Dienstag, 19. Juli 2011

Samuel Colt


Da hängt er an der Wand, der treue Colt. 1890 von William Harnett gemalt, ist er erst seit 1935 im Besitz des Wadsworth Atheneum in Hartford (CT). In Hartford ist nicht nur die Fabrik von Samuel Colt, auch ➱Mark Twain hat hier gewohnt. Und die Fabrik in seinen Roman A Connecticut Yankee in King Arthur's Court hineingeschrieben. Da arbeitet sein Held, bevor er ins England von König Arthur versetzt wird: I am an American. I was born and reared in Hartford, in the State of Connecticut -- anyway, just over the river, in the country. So I am a Yankee of the Yankees -- and practical; yes, and nearly barren of sentiment, I suppose -- or poetry, in other words. My father was a blacksmith, my uncle was a horse doctor, and I was both, along at first.
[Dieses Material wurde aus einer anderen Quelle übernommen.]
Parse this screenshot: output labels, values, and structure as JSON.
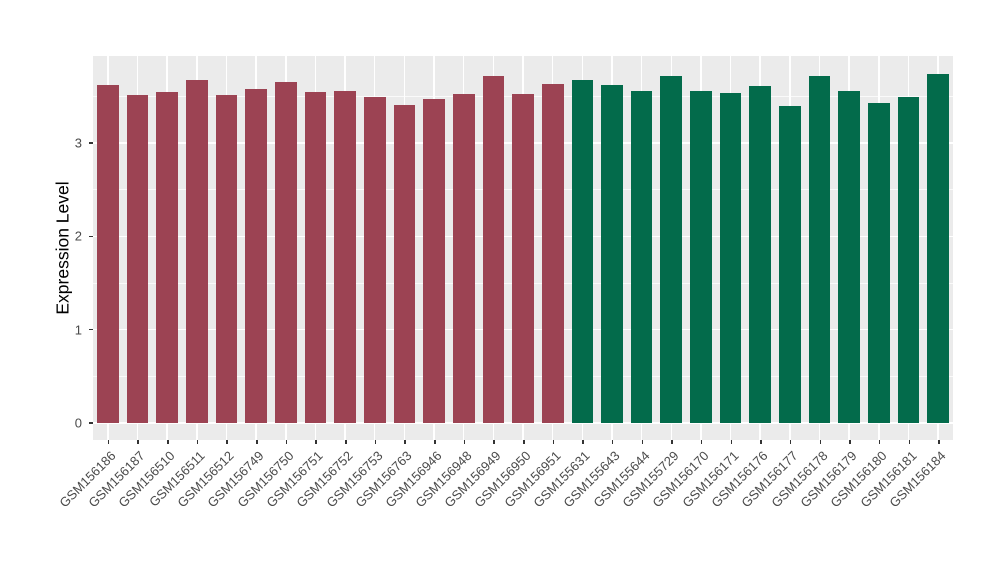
{
  "chart_data": {
    "type": "bar",
    "title": "",
    "xlabel": "",
    "ylabel": "Expression Level",
    "ylim": [
      0,
      3.93
    ],
    "yticks": [
      0,
      1,
      2,
      3
    ],
    "yticks_minor": [
      0.5,
      1.5,
      2.5,
      3.5
    ],
    "grid": "on",
    "legend_position": "none",
    "panel_background": "#EBEBEB",
    "gridline_color": "#FFFFFF",
    "group_colors": {
      "group1": "#9C4353",
      "group2": "#036B4B"
    },
    "categories": [
      "GSM156186",
      "GSM156187",
      "GSM156510",
      "GSM156511",
      "GSM156512",
      "GSM156749",
      "GSM156750",
      "GSM156751",
      "GSM156752",
      "GSM156753",
      "GSM156763",
      "GSM156946",
      "GSM156948",
      "GSM156949",
      "GSM156950",
      "GSM156951",
      "GSM155631",
      "GSM155643",
      "GSM155644",
      "GSM155729",
      "GSM156170",
      "GSM156171",
      "GSM156176",
      "GSM156177",
      "GSM156178",
      "GSM156179",
      "GSM156180",
      "GSM156181",
      "GSM156184"
    ],
    "values": [
      3.62,
      3.51,
      3.55,
      3.68,
      3.51,
      3.58,
      3.65,
      3.55,
      3.56,
      3.49,
      3.41,
      3.47,
      3.53,
      3.72,
      3.53,
      3.63,
      3.68,
      3.62,
      3.56,
      3.72,
      3.56,
      3.54,
      3.61,
      3.4,
      3.72,
      3.56,
      3.43,
      3.49,
      3.74
    ],
    "bar_groups": [
      "group1",
      "group1",
      "group1",
      "group1",
      "group1",
      "group1",
      "group1",
      "group1",
      "group1",
      "group1",
      "group1",
      "group1",
      "group1",
      "group1",
      "group1",
      "group1",
      "group2",
      "group2",
      "group2",
      "group2",
      "group2",
      "group2",
      "group2",
      "group2",
      "group2",
      "group2",
      "group2",
      "group2",
      "group2"
    ]
  }
}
Then I went over to the great arms factory and learned my real trade; learned all there was to it; learned to make everything: guns, revolvers, cannon, boilers, engines, all sorts of labor-saving machinery. Why, I could make anything a body wanted -- anything in the world, it didn't make any difference what; and if there wasn't any quick new-fangled way to make a thing, I could invent one -- and do it as easy as rolling off a log.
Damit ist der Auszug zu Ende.